Author Louelle Denor is receiving death threats after posting a photo of period blood on Instagram.
Two weeks ago, Denor, who is under the Instagram username louelle_louelle_, posted a photo of herself holding a menstrual cup with period blood on her hand.
"It's come to my attention that women are having their accounts banned for showing menstrual blood (and no nudity). This is very seriously fucked up. If this was a picture of blood from a finger laceration, there'd be no issue. Yes, this blood is from my #vagina . It happens every month. The thing I'm holding in my hand is a #softcup #menstrualcup and it's awesome but messy to remove," she writes on her page.
It's come to my attention that women are having their accounts banned for showing menstrual blood (and no nudity). This is very seriously fucked up. If this was a picture of blood from a finger laceration, there'd be no issue. Yes, this blood is from my #vagina . It happens every month. The thing I'm holding in my hand is a #softcup #menstrualcup and it's awesome but messy to remove. #periodblood #menstrualblood #iamafeminist #femenism #feminist #equality #menstruation #blood #bloodyfingers #periodshame #havingmyperiod
Earlier this year, Canadian spoken word artist Rupi Kaur's photo of a woman with period blood on her pants was removed from Instagram after she posted the photo for a college project.
Denor, who later wrote a post for Medium, explains she took the photo to stand in solidarity with other women who had their photos on the social media site removed.
"I never had any special desire to take selfies with my vagina blood, but I wanted to prove a point, that point being that Instagram’s policy regarding such matters was outlandish and indefensible," she writes.
She goes on, comparing this to similar disgusted reactions around breastfeeding, how women are continuously objectified or reduced to their body parts, and how blood in movies or video games is often not considered R-rated or labelled explicit.
"This is all to say that drawing a comparison between blood as a substance, and other bodily fluids as substances, is not entirely fair.
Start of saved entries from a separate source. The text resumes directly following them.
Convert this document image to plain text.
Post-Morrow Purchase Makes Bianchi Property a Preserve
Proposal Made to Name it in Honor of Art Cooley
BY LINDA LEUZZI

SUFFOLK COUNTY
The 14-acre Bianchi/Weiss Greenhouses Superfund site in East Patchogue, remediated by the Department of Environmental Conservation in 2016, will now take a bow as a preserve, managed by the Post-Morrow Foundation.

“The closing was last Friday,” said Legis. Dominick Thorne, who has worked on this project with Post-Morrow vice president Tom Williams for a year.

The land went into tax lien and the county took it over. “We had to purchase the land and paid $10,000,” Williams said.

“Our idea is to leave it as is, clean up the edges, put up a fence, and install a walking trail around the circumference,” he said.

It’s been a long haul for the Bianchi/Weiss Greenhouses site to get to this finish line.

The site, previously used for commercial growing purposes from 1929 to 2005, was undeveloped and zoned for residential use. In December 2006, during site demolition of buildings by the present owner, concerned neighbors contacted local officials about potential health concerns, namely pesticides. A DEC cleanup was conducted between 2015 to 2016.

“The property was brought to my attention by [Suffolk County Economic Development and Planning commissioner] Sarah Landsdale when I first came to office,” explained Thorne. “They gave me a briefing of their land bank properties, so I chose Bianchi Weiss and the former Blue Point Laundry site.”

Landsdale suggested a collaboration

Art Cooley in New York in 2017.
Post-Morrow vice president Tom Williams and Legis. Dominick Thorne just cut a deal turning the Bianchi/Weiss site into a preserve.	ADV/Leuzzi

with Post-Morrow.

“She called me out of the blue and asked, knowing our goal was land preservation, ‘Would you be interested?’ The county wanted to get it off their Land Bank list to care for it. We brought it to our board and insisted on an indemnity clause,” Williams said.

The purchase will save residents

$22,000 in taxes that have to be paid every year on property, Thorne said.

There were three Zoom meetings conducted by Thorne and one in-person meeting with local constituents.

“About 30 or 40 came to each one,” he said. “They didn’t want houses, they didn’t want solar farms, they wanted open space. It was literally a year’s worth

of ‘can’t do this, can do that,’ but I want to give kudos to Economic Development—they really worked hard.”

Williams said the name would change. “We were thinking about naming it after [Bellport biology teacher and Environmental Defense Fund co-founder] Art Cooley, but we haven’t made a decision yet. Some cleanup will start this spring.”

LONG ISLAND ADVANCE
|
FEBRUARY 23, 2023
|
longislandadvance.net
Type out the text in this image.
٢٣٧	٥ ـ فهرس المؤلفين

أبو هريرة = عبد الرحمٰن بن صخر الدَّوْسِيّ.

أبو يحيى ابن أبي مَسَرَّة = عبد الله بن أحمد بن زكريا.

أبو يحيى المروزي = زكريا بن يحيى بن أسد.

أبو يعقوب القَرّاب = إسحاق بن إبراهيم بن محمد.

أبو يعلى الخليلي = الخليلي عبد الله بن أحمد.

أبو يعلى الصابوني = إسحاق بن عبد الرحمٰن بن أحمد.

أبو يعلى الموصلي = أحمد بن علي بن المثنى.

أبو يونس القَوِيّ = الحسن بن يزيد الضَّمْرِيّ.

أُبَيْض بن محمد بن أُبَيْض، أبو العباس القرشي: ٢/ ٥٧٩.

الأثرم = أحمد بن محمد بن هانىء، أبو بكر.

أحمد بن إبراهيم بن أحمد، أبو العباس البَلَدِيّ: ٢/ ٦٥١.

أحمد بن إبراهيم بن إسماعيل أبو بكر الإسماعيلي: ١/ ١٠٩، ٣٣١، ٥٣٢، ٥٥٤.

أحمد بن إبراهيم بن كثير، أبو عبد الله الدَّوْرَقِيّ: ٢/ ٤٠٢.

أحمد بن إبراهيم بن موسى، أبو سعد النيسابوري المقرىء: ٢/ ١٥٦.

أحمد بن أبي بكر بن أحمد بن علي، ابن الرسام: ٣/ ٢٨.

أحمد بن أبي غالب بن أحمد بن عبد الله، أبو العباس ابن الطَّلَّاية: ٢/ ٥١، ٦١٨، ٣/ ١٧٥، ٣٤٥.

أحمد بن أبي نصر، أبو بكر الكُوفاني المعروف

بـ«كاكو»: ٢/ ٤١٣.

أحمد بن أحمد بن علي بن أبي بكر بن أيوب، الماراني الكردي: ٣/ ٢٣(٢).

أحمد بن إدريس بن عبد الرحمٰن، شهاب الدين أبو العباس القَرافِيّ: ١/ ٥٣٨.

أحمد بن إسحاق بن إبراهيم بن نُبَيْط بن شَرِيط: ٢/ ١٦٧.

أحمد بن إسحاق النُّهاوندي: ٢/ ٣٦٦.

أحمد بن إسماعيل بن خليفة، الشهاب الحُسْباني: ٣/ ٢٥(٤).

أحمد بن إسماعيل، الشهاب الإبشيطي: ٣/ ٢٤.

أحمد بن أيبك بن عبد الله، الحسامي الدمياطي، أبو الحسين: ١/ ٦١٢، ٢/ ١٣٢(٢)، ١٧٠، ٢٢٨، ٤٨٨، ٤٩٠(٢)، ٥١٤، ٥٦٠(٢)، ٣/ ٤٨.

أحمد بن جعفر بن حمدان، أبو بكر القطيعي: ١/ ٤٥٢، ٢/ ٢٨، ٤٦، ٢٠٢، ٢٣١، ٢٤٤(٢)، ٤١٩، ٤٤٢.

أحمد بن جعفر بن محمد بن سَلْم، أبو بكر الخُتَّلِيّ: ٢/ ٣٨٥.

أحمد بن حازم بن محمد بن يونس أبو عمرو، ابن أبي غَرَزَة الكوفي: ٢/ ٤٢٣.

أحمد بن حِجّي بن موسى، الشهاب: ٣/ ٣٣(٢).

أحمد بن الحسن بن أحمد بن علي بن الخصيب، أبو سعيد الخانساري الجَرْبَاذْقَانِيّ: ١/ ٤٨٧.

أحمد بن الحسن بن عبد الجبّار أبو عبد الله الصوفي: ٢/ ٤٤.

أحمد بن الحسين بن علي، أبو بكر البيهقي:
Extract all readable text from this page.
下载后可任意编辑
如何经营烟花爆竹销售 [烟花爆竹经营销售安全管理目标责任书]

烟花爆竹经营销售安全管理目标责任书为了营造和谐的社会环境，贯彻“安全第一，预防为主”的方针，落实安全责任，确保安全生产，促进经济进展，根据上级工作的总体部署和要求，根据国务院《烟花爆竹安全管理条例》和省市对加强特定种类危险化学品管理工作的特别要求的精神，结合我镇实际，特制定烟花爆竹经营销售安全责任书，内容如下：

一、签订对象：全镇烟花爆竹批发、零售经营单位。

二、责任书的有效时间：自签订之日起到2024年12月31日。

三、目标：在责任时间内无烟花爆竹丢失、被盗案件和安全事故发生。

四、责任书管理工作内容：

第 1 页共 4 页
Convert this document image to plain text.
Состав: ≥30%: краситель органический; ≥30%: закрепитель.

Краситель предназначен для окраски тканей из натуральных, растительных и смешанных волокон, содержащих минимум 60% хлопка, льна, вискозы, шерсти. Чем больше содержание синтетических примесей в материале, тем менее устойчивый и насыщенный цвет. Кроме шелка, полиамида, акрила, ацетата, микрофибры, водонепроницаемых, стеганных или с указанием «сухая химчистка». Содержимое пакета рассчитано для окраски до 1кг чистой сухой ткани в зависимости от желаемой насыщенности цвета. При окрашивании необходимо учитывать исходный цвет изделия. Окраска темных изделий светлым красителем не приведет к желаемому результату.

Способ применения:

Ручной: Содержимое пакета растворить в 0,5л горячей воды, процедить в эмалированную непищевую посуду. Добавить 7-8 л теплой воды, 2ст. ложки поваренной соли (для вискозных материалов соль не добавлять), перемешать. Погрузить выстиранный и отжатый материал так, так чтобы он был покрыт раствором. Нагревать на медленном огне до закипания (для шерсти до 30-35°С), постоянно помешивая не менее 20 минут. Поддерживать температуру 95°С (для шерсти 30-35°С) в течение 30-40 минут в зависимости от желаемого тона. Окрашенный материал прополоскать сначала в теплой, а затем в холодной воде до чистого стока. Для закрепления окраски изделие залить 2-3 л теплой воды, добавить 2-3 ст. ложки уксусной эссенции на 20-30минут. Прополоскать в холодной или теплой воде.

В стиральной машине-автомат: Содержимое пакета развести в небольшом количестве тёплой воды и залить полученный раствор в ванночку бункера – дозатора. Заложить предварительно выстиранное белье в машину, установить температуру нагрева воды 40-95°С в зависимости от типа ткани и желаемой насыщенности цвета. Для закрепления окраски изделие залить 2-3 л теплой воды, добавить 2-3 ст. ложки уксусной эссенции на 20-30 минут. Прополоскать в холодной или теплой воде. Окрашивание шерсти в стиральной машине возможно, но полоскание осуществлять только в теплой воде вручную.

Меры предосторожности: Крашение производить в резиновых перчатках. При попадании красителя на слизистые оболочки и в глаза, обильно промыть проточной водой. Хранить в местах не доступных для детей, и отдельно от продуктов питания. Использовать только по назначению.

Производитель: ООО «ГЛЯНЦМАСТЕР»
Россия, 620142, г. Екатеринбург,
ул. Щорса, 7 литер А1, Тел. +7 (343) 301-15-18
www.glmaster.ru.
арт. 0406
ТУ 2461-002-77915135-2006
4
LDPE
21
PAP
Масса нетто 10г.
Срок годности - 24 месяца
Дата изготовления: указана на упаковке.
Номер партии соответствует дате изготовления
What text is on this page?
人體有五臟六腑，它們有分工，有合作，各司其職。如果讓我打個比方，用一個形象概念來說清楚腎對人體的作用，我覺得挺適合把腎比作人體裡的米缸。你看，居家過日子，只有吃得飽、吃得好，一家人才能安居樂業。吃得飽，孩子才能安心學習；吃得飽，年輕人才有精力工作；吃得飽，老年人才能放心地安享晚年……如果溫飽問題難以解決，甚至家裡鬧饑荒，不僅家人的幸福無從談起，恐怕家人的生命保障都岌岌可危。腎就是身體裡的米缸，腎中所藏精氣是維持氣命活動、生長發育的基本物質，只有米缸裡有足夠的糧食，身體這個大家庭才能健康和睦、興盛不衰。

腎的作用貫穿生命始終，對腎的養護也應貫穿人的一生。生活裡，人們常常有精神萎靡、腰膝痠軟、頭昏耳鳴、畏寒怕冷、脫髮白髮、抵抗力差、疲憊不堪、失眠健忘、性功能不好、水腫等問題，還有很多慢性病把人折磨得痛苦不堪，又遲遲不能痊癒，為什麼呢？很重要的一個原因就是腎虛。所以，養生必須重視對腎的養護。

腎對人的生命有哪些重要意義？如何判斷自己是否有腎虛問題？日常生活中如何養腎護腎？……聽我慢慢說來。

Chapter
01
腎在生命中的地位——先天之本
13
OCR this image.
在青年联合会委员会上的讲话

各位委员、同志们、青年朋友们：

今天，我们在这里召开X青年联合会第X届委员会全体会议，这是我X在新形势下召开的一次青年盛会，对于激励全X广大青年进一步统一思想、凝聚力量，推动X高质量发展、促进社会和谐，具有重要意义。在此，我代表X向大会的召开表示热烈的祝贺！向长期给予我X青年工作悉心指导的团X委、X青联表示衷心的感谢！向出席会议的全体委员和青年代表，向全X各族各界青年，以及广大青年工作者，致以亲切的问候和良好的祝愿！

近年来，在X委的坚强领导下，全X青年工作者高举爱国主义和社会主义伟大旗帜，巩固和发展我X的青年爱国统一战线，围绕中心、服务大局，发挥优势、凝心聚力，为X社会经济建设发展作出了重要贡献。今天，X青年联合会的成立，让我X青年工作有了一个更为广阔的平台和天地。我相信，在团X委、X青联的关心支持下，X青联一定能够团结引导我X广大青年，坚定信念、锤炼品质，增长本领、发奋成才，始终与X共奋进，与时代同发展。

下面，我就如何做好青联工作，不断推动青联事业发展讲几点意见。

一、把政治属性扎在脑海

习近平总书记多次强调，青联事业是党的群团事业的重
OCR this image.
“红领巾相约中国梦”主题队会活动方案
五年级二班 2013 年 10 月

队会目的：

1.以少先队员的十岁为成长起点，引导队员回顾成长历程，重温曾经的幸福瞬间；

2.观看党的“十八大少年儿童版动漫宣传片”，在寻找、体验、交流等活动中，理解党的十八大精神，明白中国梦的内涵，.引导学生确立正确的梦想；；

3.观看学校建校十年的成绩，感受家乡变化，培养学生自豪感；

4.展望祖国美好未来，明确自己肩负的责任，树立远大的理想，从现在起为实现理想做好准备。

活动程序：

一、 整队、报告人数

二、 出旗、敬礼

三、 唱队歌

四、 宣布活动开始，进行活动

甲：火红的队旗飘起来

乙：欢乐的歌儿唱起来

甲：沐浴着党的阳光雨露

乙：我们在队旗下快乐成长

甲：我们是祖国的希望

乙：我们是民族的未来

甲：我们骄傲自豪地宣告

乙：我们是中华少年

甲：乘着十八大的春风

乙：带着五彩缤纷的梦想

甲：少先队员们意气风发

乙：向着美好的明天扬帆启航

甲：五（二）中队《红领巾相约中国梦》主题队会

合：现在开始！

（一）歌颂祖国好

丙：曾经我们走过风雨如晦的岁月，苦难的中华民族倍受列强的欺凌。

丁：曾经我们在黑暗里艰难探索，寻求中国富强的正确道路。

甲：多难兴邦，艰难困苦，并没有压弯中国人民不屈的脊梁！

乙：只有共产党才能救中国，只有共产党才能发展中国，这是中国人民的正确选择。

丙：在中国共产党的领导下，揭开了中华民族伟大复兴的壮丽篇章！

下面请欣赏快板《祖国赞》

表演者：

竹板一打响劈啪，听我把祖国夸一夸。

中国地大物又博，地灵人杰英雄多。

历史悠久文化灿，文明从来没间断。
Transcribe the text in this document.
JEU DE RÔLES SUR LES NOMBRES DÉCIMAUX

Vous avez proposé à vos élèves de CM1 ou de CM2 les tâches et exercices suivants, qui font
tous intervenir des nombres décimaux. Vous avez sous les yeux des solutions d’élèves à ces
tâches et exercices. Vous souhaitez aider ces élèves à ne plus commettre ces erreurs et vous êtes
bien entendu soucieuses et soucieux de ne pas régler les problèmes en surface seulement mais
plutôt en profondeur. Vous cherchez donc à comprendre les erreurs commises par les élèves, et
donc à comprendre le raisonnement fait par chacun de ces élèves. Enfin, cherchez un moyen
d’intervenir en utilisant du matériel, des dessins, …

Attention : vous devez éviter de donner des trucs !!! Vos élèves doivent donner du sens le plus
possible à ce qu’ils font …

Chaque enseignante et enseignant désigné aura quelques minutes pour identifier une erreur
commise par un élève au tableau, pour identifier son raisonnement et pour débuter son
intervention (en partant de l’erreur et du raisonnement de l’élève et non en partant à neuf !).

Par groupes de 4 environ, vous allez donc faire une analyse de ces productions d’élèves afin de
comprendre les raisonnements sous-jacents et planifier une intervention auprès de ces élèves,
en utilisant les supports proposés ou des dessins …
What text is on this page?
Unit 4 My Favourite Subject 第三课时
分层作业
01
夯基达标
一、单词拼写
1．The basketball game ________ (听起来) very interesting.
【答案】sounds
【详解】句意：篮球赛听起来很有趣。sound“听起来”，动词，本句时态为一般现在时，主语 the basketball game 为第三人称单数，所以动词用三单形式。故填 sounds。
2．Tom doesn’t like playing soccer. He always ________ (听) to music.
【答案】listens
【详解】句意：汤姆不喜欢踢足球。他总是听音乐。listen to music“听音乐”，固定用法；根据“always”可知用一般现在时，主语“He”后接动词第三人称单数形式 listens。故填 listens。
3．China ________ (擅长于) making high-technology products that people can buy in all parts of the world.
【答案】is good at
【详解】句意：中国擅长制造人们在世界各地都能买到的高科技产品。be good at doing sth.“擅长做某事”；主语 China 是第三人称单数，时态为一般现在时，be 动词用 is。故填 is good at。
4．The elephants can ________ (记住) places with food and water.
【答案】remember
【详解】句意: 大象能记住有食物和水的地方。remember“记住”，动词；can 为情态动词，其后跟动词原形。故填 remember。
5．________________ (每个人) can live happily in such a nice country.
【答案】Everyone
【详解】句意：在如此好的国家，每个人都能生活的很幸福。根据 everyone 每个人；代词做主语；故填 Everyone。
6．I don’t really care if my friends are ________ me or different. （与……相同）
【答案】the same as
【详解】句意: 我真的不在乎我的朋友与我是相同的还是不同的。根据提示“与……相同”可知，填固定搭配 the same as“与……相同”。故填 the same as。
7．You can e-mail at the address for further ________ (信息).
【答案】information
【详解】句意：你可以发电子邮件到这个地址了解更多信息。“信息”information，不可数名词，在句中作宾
In my opinion, it’s entirely unfair. Again, the essential problem can be boiled down to my vagina: blood is only offensive if this is its source."
Not only were some commenters offended, but some male commenters also told Denor to kill herself or make them a sandwich.
This is what happens when you post a picture of #blood and say that it's from your #vagina and it gets regrammed. @__emicasz__ says that #feminists these days are so fucking stupid. @martinghalle wants to #kill people like me. @imthehitlerofmemes says that #feminazis should have #semen sprayed in their faces. @dank.meme.machine suggests that #feminists should be #burnedalive #burned. The two of them decide that, really, #jetfuel should be used. And @the.almighty.count.dankula says I should #killmyself #commitsuicide #suicide. All of that over a picture of blood? #overreacting? #bored Http://instagram.com/p/6ykYMTxmRX/ And I guess I should thank @sendmenudesorillkillyourfamily. Thanks, bro! #feminism #feminist #periodblood #periodshaming #menstrualblood #menstruation #misogyny #womenhating #sexism #blood #shame #threats #hate #hatecrime #period #mensrights
And while this may just be a few comments out of several supportive ones, it still shows how uncomfortable or disgusted periods can make some people feel.
In August, Kiran Gandhi ran the London marathon without a tampon to fight period shaming and the secrecy that's often involved with menstruation. And while Gandhi too received negative backlash, she too believes her cause is more important than her haters.
Denor completely agrees, but recognizes the importance of addressing the problem.
"Jerks online? Whatever. Say what you will. However, these jerks exist out in the world too, and they bring with them these ideas about women and about feminists," she writes on Medium.